Local authorities will have to demonstrate whether they have granted 18,000 plots for custom and self build opportunities on Right to Build Day (30 October 2019). 

This looming date is important for self and custom builders. It marks the close of the first three-year base period for the self build and custom build registers, and 336 planning authorities in England must now evidence that they can meet the demand for plots. 

The Right to Build registers provide evidence to local authorities about how many people want to build or create their own home locally, and are paired with a duty for councils to supply sufficient plots to reflect those people signed up annually.

A total of 18,000 people signed up to these registers between 1 April – 30 October 2016 during the first partial year of the legislation, which was introduced in April 2016, as set out by the Self Build and Custom Housebuilding Act 2015. 

While councils do not have to provide plots themselves, their Right to Build responsibilities mean that they have to ensure enough plots are being brought forward to the market in order to match demand on this first round of registers.

“The sector has had to wait a long time…”

In each of the last three years the National Custom and Self Build Association (NaCSBA) has conducted a Freedom of Information request to establish how many people have signed up to the registers, and it will do this again following Right to Build Day.

In 2018 NaCSBA’s data revealed inconsistencies across the country and a postcode lottery of provision.
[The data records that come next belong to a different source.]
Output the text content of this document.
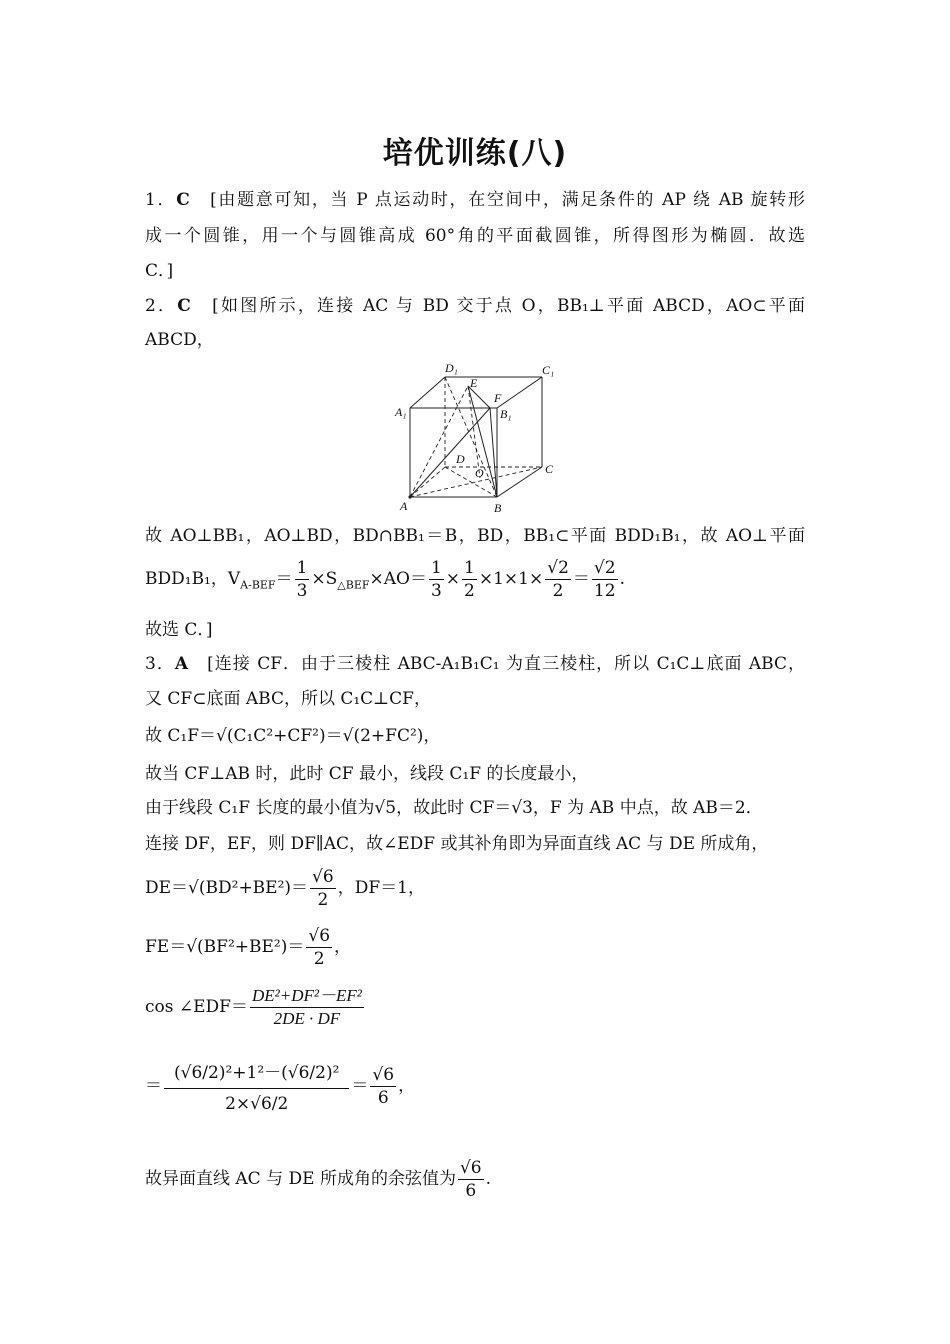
培优训练(八)
1．C　 [由题意可知，当 P 点运动时，在空间中，满足条件的 AP 绕 AB 旋转形
成一个圆锥，用一个与圆锥高成 60°角的平面截圆锥，所得图形为椭圆．故选
C．]
2．C　 [如图所示，连接 AC 与 BD 交于点 O，BB₁⊥平面 ABCD，AO⊂平面
ABCD，
A	B
C
D
A₁	B₁
C₁
D₁
E
F
O
故 AO⊥BB₁，AO⊥BD，BD∩BB₁＝B，BD，BB₁⊂平面 BDD₁B₁，故 AO⊥平面
BDD₁B₁，$V_{A-BEF}= \frac{1}{3} \times S_{\triangle BEF}\times AO= \frac{1}{3} \times \frac{1}{2} \times 1\times 1\times \frac{√2}{2} = \frac{√2}{12}$ .
故选 C．]
3．A　 [连接 CF．由于三棱柱 ABC-A₁B₁C₁ 为直三棱柱，所以 C₁C⊥底面 ABC，
又 CF⊂底面 ABC，所以 C₁C⊥CF，
故 C₁F＝√(C₁C²+CF²)＝√(2+FC²)，
故当 CF⊥AB 时，此时 CF 最小，线段 C₁F 的长度最小，
由于线段 C₁F 长度的最小值为√5，故此时 CF＝√3，F 为 AB 中点，故 AB＝2．
连接 DF，EF，则 DF∥AC，故∠EDF 或其补角即为异面直线 AC 与 DE 所成角，
$DE=√(BD^2+BE^2)= \frac{√6}{2}$ ，DF＝1，
$FE=√(BF^2+BE^2)= \frac{√6}{2}$ ，
cos ∠EDF＝ $\frac{\text{DE²+DF²－EF²}}{2DE \cdot DF}$
＝ $\frac{\text{(√6/2)²+1²－(√6/2)²}}{2\times√6/2} = \frac{√6}{6}$ ，
故异面直线 AC 与 DE 所成角的余弦值为 $\frac{√6}{6}$ .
Andrew Baddeley-Chappell, CEO of NaCSBA, is insistent the government must be held to its commitment if it is deemed that sufficient action has not been taken. 

“The sector has had to wait a long time since the legislation was passed but we are now able to find out for certain how effective it has been,” said Mr Baddeley-Chappell. 

“Our annual research and the work of the Right to Build Task Force has helped us to identify good, bad and some downright ugly performance from Local Authorities, and we will hold the government to its commitment to consider taking further action including possible changes to legislation if they do not believe sufficient action is being taken.”